Yes, it’s a little weird being back in America, but it’s going much better than it did the last time I came back from a Peace Corps assignment. I still have a moment now and again where I’m in the megamart and I can’t remember how to get out again (today I stared, dumbfounded, at half an aisle full of Cool Whip), but I feel like I know how to deal with it, and I know I’ll be moving to a city soon where I won’t be out of the loop for not having a car. Asheville is a great place to have grown up in and it has many wonderful qualities, but public transportation is not one of them, and I’ve made the decision that I’m not going to burn any more fossil fuels than I have to. I’ve become instantly enamored of services like Zipcar, and I’m very excited about getting a bike and a bus pass.

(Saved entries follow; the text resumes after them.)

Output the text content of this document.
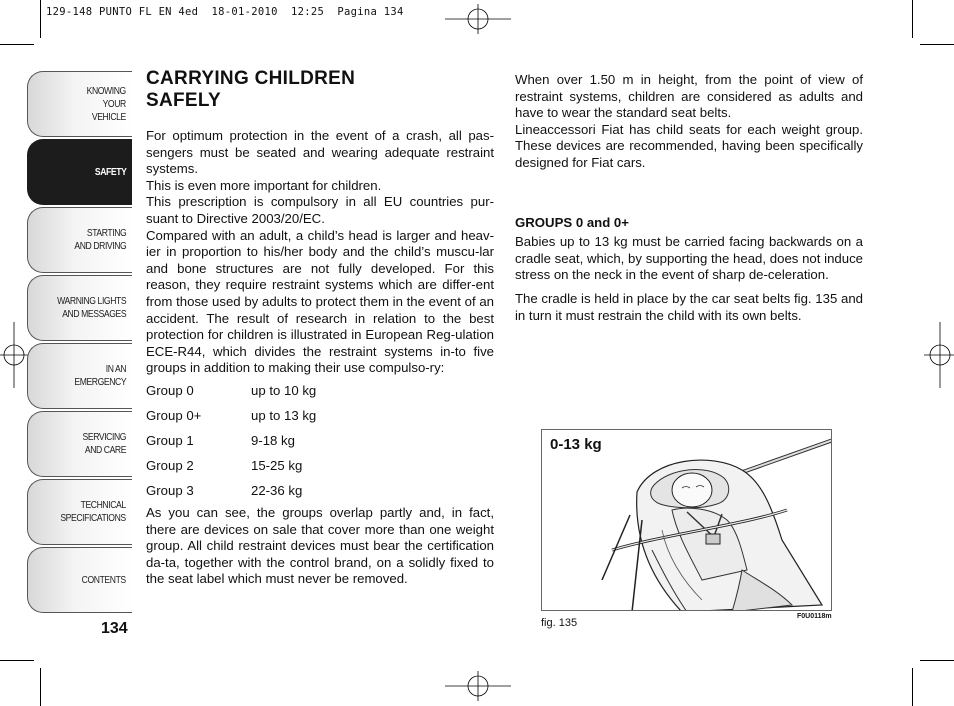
129-148 PUNTO FL EN 4ed  18-01-2010  12:25  Pagina 134
KNOWING
YOUR
VEHICLE
SAFETY
STARTING
AND DRIVING
WARNING LIGHTS
AND MESSAGES
IN AN
EMERGENCY
SERVICING
AND CARE
TECHNICAL
SPECIFICATIONS
CONTENTS
134
CARRYING CHILDREN
SAFELY

For optimum protection in the event of a crash, all pas-sengers must be seated and wearing adequate restraint systems.

This is even more important for children.

This prescription is compulsory in all EU countries pur-suant to Directive 2003/20/EC.

Compared with an adult, a child’s head is larger and heav-ier in proportion to his/her body and the child’s muscu-lar and bone structures are not fully developed. For this reason, they require restraint systems which are differ-ent from those used by adults to protect them in the event of an accident. The result of research in relation to the best protection for children is illustrated in European Reg-ulation ECE-R44, which divides the restraint systems in-to five groups in addition to making their use compulso-ry:

Group 0	up to 10 kg
Group 0+	up to 13 kg
Group 1	9-18 kg
Group 2	15-25 kg
Group 3	22-36 kg

As you can see, the groups overlap partly and, in fact, there are devices on sale that cover more than one weight group. All child restraint devices must bear the certification da-ta, together with the control brand, on a solidly fixed to the seat label which must never be removed.

When over 1.50 m in height, from the point of view of restraint systems, children are considered as adults and have to wear the standard seat belts.

Lineaccessori Fiat has child seats for each weight group. These devices are recommended, having been specifically designed for Fiat cars.

GROUPS 0 and 0+

Babies up to 13 kg must be carried facing backwards on a cradle seat, which, by supporting the head, does not induce stress on the neck in the event of sharp de-celeration.

The cradle is held in place by the car seat belts fig. 135 and in turn it must restrain the child with its own belts.

0-13 kg
fig. 135
F0U0118m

But I digress. Food! That’s why I’m writing. I’m camped out at my parents’ house for the month and made this out of what I rummaged in the fridge. Fancy name, roasted pepper roulade with fig compote. Real name, pepper garlic yummins. I added the compote to keep the garlic from overpowering. You could drizzle some dark honey on, if you’re not around an eastern European grocery that would have fig compote, or you could mush up a fresh fig or two to put in the cheese mixture. (Or you could just make your own danged fig compote.) Can you tell I already miss sirene? Feta’s good, but it’s not the same.
Roasted Pepper Roulades with Fig Compote
2 red bell peppers
2 green bell peppers
1/4 cup crumbled feta cheese
1 tablespoon plain whole milk yogurt
1-2 cloves garlic, minced very finely or grated
1 tablespoon grated onion
3 tablespoons finely chopped parsley
fig compote or dark honey
Roast bell peppers, either over a flame or under the broiler, turning often, until peppers are mostly black. Remove to a bowl or saucepan, and cover tightly. Let sit for at least 10 minutes, then remove lid. When peppers are cool enough to handle, peel off most of the black bits with your fingers. They’ll look like this.
Slice off the top and bottom of each pepper, taking as little of the flesh as possible, then make a slit up one side and open the pepper so that you can roll it out flat on the cutting surface. Remove and discard the seeds and any large ribs.
In a small bowl mix together cheese and yogurt. Add garlic, onion, and parsley and combine well. Take about a tablespoon of filling and spread it evenly along one of the roasted peppers, leaving a little room around the edges. Roll up the pepper and slice it in half. Do this with the remaining peppers and arrange on each of 4 small plates, with half of a green pepper and half of a red pepper on each plate. Drizzle with the syrup from the fig compote and serve.